• GBP/USD fades early Asian session bounce off two-week low.
  • UK PM Johnson braces for tough week as Tories voice dislike over ‘Partygate’.
  • British covid cases ease but death toll rise, Welsh ports see 30% reduction in traffic due to Brexit.
  • UK/US preliminary PMIs for January will direct intraday moves, Fed is the key.

GBP/USD struggles to keep corrective pullback from the 100-DMA, seesaws around 1.3550 heading into Monday’s London open.

In doing so, the cable pair fails to justify the US dollar strength ahead of the key preliminary PMI numbers for January for the UK and the US. Other than the pre-PMI cautious, the pair’s indecision could also be linked to the market’s fears of hawkish Fed during Wednesday’s Federal Open Market Committee (FOMC) meeting.

Additionally, UK PM Boris Johnson is in a political grind amid investigations over holding a booze party during the peak covid lockdowns in Britain. “Johnson would face a confidence vote on his leadership if 54 Tory MPs, or 15% of the total in the House of Commons, submit letters to a key committee calling for him to resign,” said Bloomberg in this regard.

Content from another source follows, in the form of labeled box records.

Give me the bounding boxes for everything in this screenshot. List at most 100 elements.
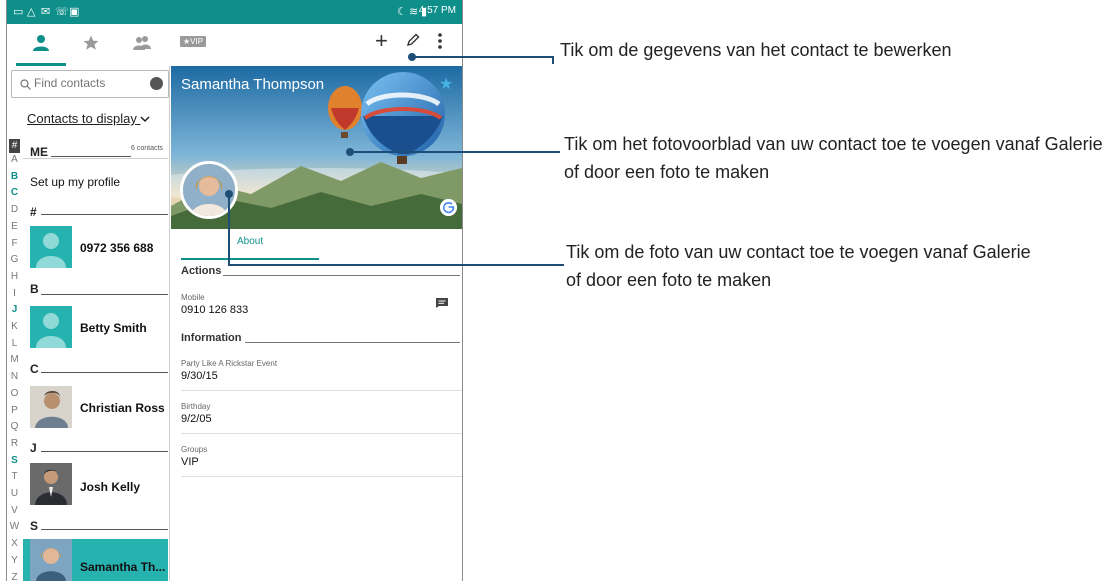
alphabet-index-letter[interactable]: F (7, 238, 22, 249)
vip-icon[interactable]: ★VIP (180, 36, 207, 47)
add-contact-button[interactable]: + (375, 30, 388, 52)
contacts-to-display-dropdown[interactable]: Contacts to display (27, 111, 150, 126)
divider (41, 529, 168, 530)
callout-line (228, 193, 230, 266)
divider (41, 372, 168, 373)
alphabet-index[interactable]: # ABCDEFGHIJKLMNOPQRSTUVWXYZ (7, 139, 22, 581)
divider (181, 476, 462, 477)
person-icon[interactable] (32, 34, 50, 57)
contact-photo (30, 463, 72, 505)
tab-about[interactable]: About (237, 236, 263, 247)
divider (245, 342, 460, 343)
divider (51, 156, 131, 157)
alphabet-index-letter[interactable]: H (7, 271, 22, 282)
event-label: Party Like A Rickstar Event (181, 359, 278, 368)
contact-row-josh-kelly[interactable]: Josh Kelly (80, 480, 140, 494)
alphabet-index-letter[interactable]: R (7, 438, 22, 449)
alphabet-index-letter[interactable]: X (7, 538, 22, 549)
active-tab-indicator (181, 258, 319, 260)
alphabet-index-letter[interactable]: Z (7, 572, 22, 581)
actions-header: Actions (181, 265, 222, 277)
alphabet-index-letter[interactable]: B (7, 171, 22, 182)
section-header-s: S (30, 519, 39, 533)
alphabet-index-letter[interactable]: Y (7, 555, 22, 566)
divider (23, 158, 168, 159)
alphabet-index-hash[interactable]: # (9, 139, 20, 153)
contact-photo (30, 386, 72, 428)
callout-line (350, 151, 560, 153)
callout-line (228, 264, 564, 266)
alphabet-index-letter[interactable]: O (7, 388, 22, 399)
contact-avatar (30, 306, 72, 348)
phone-screen: ▭ △ ✉ ☏ ▣ ☾ ≋ ▮ 4:57 PM ★VIP + Find cont… (6, 0, 463, 581)
mail-icon: ✉ (41, 6, 51, 18)
alphabet-index-letter[interactable]: E (7, 221, 22, 232)
divider (41, 294, 168, 295)
image-icon: ▣ (69, 6, 80, 18)
contact-row-phone[interactable]: 0972 356 688 (80, 241, 153, 255)
callout-line (552, 56, 554, 64)
divider (41, 451, 168, 452)
star-icon[interactable] (82, 34, 100, 57)
alphabet-index-letter[interactable]: V (7, 505, 22, 516)
alphabet-index-letter[interactable]: K (7, 321, 22, 332)
alphabet-index-letter[interactable]: G (7, 254, 22, 265)
contact-avatar (30, 226, 72, 268)
search-input[interactable] (34, 75, 144, 91)
alphabet-index-letter[interactable]: C (7, 187, 22, 198)
alphabet-index-letter[interactable]: U (7, 488, 22, 499)
callout-contact-photo: Tik om de foto van uw contact toe te voe… (566, 242, 1031, 290)
divider (181, 433, 462, 434)
call-icon: ☏ (55, 6, 69, 18)
alphabet-index-letter[interactable]: A (7, 154, 22, 165)
mobile-label: Mobile (181, 293, 205, 302)
groups-value: VIP (181, 456, 199, 468)
favorite-star-icon[interactable]: ★ (439, 74, 453, 94)
information-header: Information (181, 332, 242, 344)
divider (181, 390, 462, 391)
overflow-menu-icon[interactable] (437, 33, 443, 54)
birthday-value: 9/2/05 (181, 413, 212, 425)
alphabet-index-letter[interactable]: P (7, 405, 22, 416)
alphabet-index-letter[interactable]: D (7, 204, 22, 215)
callout-edit-contact: Tik om de gegevens van het contact te be… (560, 40, 952, 60)
alphabet-index-letter[interactable]: L (7, 338, 22, 349)
action-bar: ★VIP + (7, 24, 462, 66)
clock: 4:57 PM (418, 5, 456, 16)
contact-row-samantha-thompson[interactable]: Samantha Th... (80, 560, 165, 574)
alphabet-index-letter[interactable]: I (7, 288, 22, 299)
group-icon[interactable] (132, 34, 152, 57)
mobile-number[interactable]: 0910 126 833 (181, 304, 248, 316)
alert-icon: △ (27, 6, 36, 18)
alphabet-index-letter[interactable]: N (7, 371, 22, 382)
contact-row-betty-smith[interactable]: Betty Smith (80, 321, 147, 335)
alphabet-index-letter[interactable]: J (7, 304, 22, 315)
event-date: 9/30/15 (181, 370, 218, 382)
moon-icon: ☾ (397, 6, 407, 18)
contact-row-christian-ross[interactable]: Christian Ross (80, 401, 165, 415)
display-filter-label: Contacts to display (27, 111, 137, 126)
google-account-icon (440, 199, 457, 216)
chevron-down-icon (140, 111, 150, 126)
alphabet-index-letter[interactable]: S (7, 455, 22, 466)
search-box[interactable] (11, 70, 169, 98)
search-icon (20, 77, 31, 95)
status-bar: ▭ △ ✉ ☏ ▣ ☾ ≋ ▮ 4:57 PM (7, 0, 462, 24)
alphabet-index-letter[interactable]: W (7, 521, 22, 532)
section-header-c: C (30, 362, 39, 376)
alphabet-index-letter[interactable]: M (7, 354, 22, 365)
set-up-profile-row[interactable]: Set up my profile (30, 175, 120, 189)
callout-line (412, 56, 552, 58)
groups-label: Groups (181, 445, 208, 454)
wifi-icon: ≋ (409, 6, 419, 18)
message-icon[interactable] (435, 296, 449, 314)
contact-photo (30, 539, 72, 581)
pane-divider (169, 66, 170, 581)
voice-search-icon[interactable] (150, 77, 163, 90)
section-header-j: J (30, 441, 37, 455)
alphabet-index-letter[interactable]: T (7, 471, 22, 482)
pencil-icon[interactable] (405, 32, 421, 53)
contact-name: Samantha Thompson (181, 76, 325, 93)
alphabet-index-letter[interactable]: Q (7, 421, 22, 432)
notification-icon: ▭ (13, 6, 24, 18)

Elsewhere, The Guardian conveyed British citizens’ hardships in the Eurozone as “Thousands of people say their rights have been compromised despite government promises.” It’s worth noting that Independent said, “Two major ports in Wales saw trade plummet by 30 percent in 2021 as a result of post-Brexit changes in the way freight is moved, a ferry operator has said.”

Talking about the virus, the UK’s covid cases have been halved in the last two weeks with the latest updates citing Saturday’s daily infections as 76,807, down by 54% from 176,191 cases detected two weeks ago.

On a different page, the US State Department and UK Deputy Prime Minister Dominic Raab both flashed warnings over Russia’s preparations for invading Ukraine, which in turn magnified geopolitical fears and challenge the GBP/USD buyers. Furthermore, Friday’s downbeat UK Retail Sales, which contrasts with the hopes of the hawkish Fed, also exert downside pressure on the cable pair.

Against this backdrop, US 10-year Treasury yields rose 3.6 basis points (bps) to 1.783%, snapping a three-day decline, as traders anticipate hawkish Fed verdict, amid firmer inflation, during this week’s key meeting.

Moving on, GBP/USD traders are likely to keep the latest rebound amid upbeat expectations from the UK’s monthly PMI data. However, a surprise negative will highlight the Fed’s rate hike woes and exert downside pressure to break the 100-DMA key support.

Technical analysis

GBP/USD recovery gains support from the 100-DMA level surrounding 1.3540. However, the pair bulls remain unconvinced until crossing the weekly resistance line, near 1.3620. It’s worth noting that the 21-DMA level surrounding 1.3575 guards the quote’s immediate upside.